BERNE - Die Körperschaft ist als gemeinnützig und besonders förderungswürdig anerkannt. Schwerpunktmäßig kümmert sich der Verein um Wildtiere.
Von Jan Lehmann
BERNE - Es geht um die Storchenstation in Glüsing aber nicht nur um sie. Der über die Gemeindegrenzen hinaus bekannte Storchenvater Udo Hilfers hat mit 15 weiteren Naturfreunden den Verein Storchenpflegestation Wesermarsch ins Leben gerufen.Inzwischen gehören 20 Mitglieder dem Verein an, Hilfers hofft darauf, dass die Zahl der Förderer weiter wächst. Inge Precht aus Oldenburg ist die Vorsitzende, Hilfers selbst Stellvertreter. Vereinssitz ist die Storchenpflegestation, Storchenweg 6, in Berne.
„Es geht nicht nur um den Storch, sondern um den Tierschutz allgemein. Einen Schwerpunkt bilden dabei aber die Wildtiere“, umreißt Udo Hilfers den Vereinszweck. Wichtig ist ihm, die Interessen der Naturfreunde zu bündeln. Die neue Körperschaft ist berechtigt, Spenden entgegenzunehmen und Zuwendungsbestätigungen auszustellen. Dies sei bislang durch andere Organisationen erfolgt.

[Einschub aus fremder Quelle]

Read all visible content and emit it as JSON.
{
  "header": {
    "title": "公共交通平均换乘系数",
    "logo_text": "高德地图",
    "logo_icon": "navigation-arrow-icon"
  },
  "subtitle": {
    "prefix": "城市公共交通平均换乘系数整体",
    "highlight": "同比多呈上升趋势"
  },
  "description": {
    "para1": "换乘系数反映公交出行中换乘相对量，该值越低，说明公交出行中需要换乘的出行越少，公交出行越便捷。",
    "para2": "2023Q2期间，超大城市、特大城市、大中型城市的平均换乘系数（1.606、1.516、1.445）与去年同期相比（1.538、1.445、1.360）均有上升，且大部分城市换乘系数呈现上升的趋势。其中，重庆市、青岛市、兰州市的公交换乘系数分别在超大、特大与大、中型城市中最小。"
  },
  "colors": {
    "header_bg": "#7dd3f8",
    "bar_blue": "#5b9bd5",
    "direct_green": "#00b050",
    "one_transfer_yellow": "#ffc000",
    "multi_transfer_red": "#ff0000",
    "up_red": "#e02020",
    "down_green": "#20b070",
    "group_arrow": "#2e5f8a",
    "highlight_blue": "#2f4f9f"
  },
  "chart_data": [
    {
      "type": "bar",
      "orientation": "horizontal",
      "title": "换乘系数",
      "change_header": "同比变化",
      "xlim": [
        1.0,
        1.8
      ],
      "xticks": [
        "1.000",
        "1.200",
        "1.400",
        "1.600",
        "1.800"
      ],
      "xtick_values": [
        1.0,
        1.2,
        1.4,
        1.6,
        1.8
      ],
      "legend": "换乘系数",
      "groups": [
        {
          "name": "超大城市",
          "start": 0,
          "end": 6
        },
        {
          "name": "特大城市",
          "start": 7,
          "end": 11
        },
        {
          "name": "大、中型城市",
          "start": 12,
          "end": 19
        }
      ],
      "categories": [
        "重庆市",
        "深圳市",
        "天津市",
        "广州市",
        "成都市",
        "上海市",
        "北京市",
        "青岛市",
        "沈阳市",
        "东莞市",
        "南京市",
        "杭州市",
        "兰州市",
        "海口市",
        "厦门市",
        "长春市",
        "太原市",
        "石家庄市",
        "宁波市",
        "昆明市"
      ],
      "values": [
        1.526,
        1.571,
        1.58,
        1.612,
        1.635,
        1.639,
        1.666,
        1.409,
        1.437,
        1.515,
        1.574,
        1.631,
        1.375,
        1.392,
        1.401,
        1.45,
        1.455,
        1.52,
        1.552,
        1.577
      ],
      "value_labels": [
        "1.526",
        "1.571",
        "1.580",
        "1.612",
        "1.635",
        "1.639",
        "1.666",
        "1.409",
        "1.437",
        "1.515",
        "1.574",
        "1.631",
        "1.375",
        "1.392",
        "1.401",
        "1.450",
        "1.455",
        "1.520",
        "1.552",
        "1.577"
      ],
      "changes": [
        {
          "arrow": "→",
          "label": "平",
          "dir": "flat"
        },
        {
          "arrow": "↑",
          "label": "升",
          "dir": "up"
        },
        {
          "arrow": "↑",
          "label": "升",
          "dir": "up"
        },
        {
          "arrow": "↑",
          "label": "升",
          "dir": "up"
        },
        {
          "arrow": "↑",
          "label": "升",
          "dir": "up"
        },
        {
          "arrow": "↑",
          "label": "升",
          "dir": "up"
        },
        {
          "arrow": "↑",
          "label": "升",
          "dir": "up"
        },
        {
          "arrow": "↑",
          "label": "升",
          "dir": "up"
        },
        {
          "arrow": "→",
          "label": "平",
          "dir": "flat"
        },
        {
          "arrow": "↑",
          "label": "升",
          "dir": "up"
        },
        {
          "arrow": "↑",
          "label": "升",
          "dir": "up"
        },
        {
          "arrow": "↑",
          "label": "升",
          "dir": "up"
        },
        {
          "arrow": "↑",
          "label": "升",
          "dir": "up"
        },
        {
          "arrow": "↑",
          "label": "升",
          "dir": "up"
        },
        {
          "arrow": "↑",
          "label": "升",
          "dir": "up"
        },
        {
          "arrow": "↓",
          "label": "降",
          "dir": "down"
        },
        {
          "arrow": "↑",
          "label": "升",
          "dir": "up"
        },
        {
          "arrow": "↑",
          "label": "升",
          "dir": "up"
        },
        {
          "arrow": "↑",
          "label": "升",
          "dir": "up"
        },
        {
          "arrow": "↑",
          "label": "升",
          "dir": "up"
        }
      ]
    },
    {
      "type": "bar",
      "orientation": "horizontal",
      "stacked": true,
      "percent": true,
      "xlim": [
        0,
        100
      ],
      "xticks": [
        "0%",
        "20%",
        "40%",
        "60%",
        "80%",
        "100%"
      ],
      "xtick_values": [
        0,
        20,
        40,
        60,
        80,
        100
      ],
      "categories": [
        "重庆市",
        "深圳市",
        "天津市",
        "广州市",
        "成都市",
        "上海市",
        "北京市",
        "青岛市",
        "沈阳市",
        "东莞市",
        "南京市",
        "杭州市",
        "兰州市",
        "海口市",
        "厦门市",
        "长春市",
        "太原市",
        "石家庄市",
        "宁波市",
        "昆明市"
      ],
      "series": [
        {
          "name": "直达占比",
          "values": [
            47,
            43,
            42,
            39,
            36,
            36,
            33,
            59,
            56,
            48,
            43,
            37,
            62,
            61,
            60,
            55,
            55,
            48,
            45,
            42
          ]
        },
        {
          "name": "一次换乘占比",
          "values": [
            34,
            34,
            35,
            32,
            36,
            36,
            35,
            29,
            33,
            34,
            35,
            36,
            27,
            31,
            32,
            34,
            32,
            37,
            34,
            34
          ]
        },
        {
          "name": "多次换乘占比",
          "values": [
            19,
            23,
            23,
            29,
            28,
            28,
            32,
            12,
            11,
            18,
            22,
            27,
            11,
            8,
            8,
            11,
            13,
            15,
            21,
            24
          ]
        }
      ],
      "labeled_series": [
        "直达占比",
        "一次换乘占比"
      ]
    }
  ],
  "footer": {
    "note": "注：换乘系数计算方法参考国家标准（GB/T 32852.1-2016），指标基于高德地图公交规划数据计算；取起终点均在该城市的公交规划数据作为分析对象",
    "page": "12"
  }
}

Der Förderverein will aber keine Konkurrenz zu großen Organisationen mit ähnlichen Zielen sein. „Wir wollen vielmehr mit diesen Vereinen kooperieren“, erklärt Hilfers.
Der stellvertretende Vereinsvorsitzende betont, dass die Storchenstation insbesondere auf Zuwendungen privater Spender angewiesen ist.
„Andere werben erst Spenden ein und machen dann etwas damit, bei uns ist es umgekehrt“, sagt Hilfers. Die Storchenpflegestation in Glüsing besteht nämlich schon seit 15 Jahren und hat sich zu einer touristischen Attraktion entwickelt.
Kinder aus Kindergärten und Schulen bekommen hier oft ersten Kontakt mit den Wildvögeln. Auch Studenten informieren sich auf der Storchenstation. Außerdem übernimmt Udo Hilfers, unterstützt von Familienmitgliedern und Freunden auch die Pflege von wild lebenden Störchen.